Historic Ōamaru is home to New Zealand’s most complete streetscape of Victorian commercial buildings.
Stroll down Harbour Street and you’ll feel like you’ve stepped into a Charles Dickens movie set. Not only are you suddenly immersed in a world of ornately carved limestone buildings, the locals all seem to be wearing period costume by default.

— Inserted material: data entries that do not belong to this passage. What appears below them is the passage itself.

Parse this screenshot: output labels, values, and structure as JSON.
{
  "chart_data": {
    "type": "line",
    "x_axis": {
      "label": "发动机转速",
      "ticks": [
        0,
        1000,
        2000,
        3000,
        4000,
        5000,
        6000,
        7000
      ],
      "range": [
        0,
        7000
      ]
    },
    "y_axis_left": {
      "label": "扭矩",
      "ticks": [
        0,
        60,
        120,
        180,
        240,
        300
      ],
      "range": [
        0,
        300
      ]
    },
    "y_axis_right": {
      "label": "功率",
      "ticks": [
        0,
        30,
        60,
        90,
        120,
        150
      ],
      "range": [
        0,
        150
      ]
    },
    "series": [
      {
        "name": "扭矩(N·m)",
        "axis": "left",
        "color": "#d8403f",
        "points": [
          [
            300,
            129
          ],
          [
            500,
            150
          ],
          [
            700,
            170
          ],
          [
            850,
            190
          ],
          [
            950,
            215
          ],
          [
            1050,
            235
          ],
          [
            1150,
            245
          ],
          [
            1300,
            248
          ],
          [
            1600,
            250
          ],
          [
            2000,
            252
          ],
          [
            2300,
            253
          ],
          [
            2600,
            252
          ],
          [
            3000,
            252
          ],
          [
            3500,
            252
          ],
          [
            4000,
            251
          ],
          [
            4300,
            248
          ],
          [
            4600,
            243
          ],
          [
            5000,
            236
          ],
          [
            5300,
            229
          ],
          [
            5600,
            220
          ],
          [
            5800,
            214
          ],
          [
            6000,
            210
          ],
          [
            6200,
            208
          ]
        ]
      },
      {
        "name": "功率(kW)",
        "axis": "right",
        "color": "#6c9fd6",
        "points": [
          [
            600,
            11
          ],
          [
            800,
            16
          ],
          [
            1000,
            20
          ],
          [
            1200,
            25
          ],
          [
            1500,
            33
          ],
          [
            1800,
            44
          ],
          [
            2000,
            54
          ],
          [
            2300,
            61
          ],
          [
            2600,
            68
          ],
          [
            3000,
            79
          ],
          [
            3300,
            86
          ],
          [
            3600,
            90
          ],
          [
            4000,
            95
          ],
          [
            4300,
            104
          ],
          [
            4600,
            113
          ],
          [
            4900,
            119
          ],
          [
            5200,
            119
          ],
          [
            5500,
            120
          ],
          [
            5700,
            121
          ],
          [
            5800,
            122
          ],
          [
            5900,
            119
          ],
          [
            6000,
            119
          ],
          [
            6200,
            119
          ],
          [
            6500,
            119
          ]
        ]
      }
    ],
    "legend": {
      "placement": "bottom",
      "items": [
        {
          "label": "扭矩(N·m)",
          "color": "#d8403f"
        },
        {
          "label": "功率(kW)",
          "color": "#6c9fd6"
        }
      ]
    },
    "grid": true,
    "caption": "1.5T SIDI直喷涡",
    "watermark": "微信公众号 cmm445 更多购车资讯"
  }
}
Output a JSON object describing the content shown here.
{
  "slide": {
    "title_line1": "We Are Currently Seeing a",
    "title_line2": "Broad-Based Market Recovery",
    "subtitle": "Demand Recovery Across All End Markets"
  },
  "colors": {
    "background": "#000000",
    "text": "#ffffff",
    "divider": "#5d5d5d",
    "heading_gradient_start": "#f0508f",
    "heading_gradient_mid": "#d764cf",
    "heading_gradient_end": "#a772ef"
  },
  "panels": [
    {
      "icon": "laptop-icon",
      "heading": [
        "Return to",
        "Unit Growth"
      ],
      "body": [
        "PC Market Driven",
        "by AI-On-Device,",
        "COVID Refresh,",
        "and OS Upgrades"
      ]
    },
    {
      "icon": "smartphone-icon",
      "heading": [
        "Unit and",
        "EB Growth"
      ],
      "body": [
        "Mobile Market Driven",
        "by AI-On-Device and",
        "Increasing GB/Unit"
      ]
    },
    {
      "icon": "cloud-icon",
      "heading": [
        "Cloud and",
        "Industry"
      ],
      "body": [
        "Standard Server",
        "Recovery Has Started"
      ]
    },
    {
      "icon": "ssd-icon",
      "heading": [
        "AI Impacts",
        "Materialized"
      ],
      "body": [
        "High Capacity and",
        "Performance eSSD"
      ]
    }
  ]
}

Just as eclectic are their businesses, a mix of antiquarian bookshops, galleries, vintage clothing shops, artisan workshops and artist studios. Step into Whitestone City and things get even more quirky. Set in an original grain store that was built in 1882, it’s not a typical museum – you’re encouraged to touch and try everything, from playing parlour games to riding on our country’s only penny farthing carousel. Just around the corner is Steampunk HQ which features an alternative retro-futuristic version of 19th century England.
It’s worth contemplating that we owe the existence of Ōamaru’s Victorian Precinct to a group of dedicated locals who, for the past three decades, have bought and lovingly restored many of the historic enclave’s buildings.
They’re celebrating the fact that Ōamaru was once a majestic colonial outpost that played a key part in Otago’s industrial and agricultural heritage, thanks largely to the bounty of wool, grain and frozen meat exported from its port to British markets. By repurposing the buildings (which were built between 1860 and 1880), the people of Ōamaru have effectively breathed new life into their heritage without losing its authenticity.
The precinct is at its liveliest on Sunday when the excellent Ōamaru Farmers Market is in full swing, the steam train is running and artisans are busy in their studios. Or come in November and take part in Ōamaru’s very popular annual Victorian Fête and Heritage Celebrations.